The results of EPA’s modeling suggest that ACE will only slightly reduce greenhouse gas emissions. In all three ACE scenarios, ACE is projected to reduce power sector CO2 emissions in 2030 by only 1 percent relative to the no-CPP baseline (see Figure 1). Relative to the Clean Power Plan, emissions are projected to be 3 percent higher in 2030 in all ACE scenarios. ACE is more restrictive in its determination of what constitutes BSER, so fewer reductions are achieved than would be under CPP. Emissions of other pollutants are also projected to be higher than they would have been under the Clean Power Plan—emissions of sulfur dioxide and nitrogen oxides increase under every scenario modeled.
Figure 1. CO2 emissions under ACE and CPP, as modeled by EPA
Notes: A third ACE scenario (featuring no change to NSR) is not shown in this figure; according to EPA’s modeling, it has virtually identical emissions to the “ACE: Low Cost” scenario. Some assumptions made in EPA’s 2015 and 2018 modeling may differ.
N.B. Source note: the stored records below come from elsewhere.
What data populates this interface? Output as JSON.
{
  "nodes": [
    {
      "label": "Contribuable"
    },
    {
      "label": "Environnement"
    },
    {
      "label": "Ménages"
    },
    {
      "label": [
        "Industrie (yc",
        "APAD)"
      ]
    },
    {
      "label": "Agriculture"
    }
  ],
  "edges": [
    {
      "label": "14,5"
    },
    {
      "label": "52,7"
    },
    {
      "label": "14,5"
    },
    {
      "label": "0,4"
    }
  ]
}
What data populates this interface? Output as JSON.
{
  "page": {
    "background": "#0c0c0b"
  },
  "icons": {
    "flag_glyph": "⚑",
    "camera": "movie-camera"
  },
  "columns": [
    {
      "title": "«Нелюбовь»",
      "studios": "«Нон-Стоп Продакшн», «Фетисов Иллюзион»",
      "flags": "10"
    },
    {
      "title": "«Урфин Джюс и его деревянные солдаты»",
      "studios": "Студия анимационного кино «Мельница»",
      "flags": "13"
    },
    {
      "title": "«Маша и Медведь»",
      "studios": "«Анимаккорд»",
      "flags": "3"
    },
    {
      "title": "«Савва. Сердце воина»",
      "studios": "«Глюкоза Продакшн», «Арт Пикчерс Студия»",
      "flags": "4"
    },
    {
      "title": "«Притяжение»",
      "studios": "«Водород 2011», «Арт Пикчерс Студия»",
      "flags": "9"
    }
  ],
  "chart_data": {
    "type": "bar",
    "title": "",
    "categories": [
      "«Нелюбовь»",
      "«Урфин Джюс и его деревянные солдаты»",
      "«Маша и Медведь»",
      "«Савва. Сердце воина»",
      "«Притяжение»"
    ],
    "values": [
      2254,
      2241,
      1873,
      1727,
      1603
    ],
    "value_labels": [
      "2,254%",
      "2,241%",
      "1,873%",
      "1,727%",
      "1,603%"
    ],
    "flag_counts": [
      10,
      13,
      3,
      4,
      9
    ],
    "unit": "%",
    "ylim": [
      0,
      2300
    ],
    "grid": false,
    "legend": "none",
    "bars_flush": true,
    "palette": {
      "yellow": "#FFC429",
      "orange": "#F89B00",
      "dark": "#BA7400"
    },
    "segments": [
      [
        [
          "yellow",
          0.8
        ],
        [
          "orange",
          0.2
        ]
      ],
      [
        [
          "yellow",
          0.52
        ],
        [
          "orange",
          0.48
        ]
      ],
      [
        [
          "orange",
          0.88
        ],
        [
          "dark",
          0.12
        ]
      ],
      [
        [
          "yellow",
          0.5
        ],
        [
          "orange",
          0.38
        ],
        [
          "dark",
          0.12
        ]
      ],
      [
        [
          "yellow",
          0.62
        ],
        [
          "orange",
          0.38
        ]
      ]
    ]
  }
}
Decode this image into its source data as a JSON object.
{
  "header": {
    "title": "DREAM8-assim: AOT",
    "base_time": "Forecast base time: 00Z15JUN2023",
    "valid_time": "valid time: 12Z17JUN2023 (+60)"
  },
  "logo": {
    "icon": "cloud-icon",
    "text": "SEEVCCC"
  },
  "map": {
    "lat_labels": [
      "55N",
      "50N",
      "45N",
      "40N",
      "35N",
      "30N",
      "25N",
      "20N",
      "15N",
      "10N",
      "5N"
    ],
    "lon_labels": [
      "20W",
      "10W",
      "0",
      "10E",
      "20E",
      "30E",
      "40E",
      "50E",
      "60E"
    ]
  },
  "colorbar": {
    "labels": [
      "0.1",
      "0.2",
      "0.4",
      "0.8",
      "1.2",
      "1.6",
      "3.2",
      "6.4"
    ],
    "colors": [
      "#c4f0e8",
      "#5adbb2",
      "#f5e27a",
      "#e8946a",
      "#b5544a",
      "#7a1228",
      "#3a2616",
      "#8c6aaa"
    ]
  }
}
EPA also models the costs and benefits of the ACE. Depending on the cost assumed for ACE, the rule ranges from costing $3 billion more than the Clean Power Plan to $6.4 billion less than the Clean Power Plan (over a 15-year period). Notably, EPA finds that the cost of complying with the Clean Power Plan has decreased from $5.5 billion in 2030 alone to just $0.7 billion. Meanwhile, EPA’s calculation of benefits is primarily driven by climate change benefits and direct health benefits due to reductions in non-CO2 pollutants. In every scenario modeled, EPA finds that ACE is between $13 and $72 billion more expensive than the Clean Power Plan on a net benefit basis (benefits minus cost). This wide range accounts for uncertainty in discount rate, HRI costs, and the extent of the direct health benefits achieved by reducing non-CO2 emissions. Note that in the latest analysis, EPA only accounts for the climate impacts of avoiding CO2 on the lower 48 states, rather than the impacts on the entire globe, and ignores the increased risks of reaching different climate tipping points that could result in much higher costs. These omissions were not made when EPA analyzed the Clean Power Plan in 2015.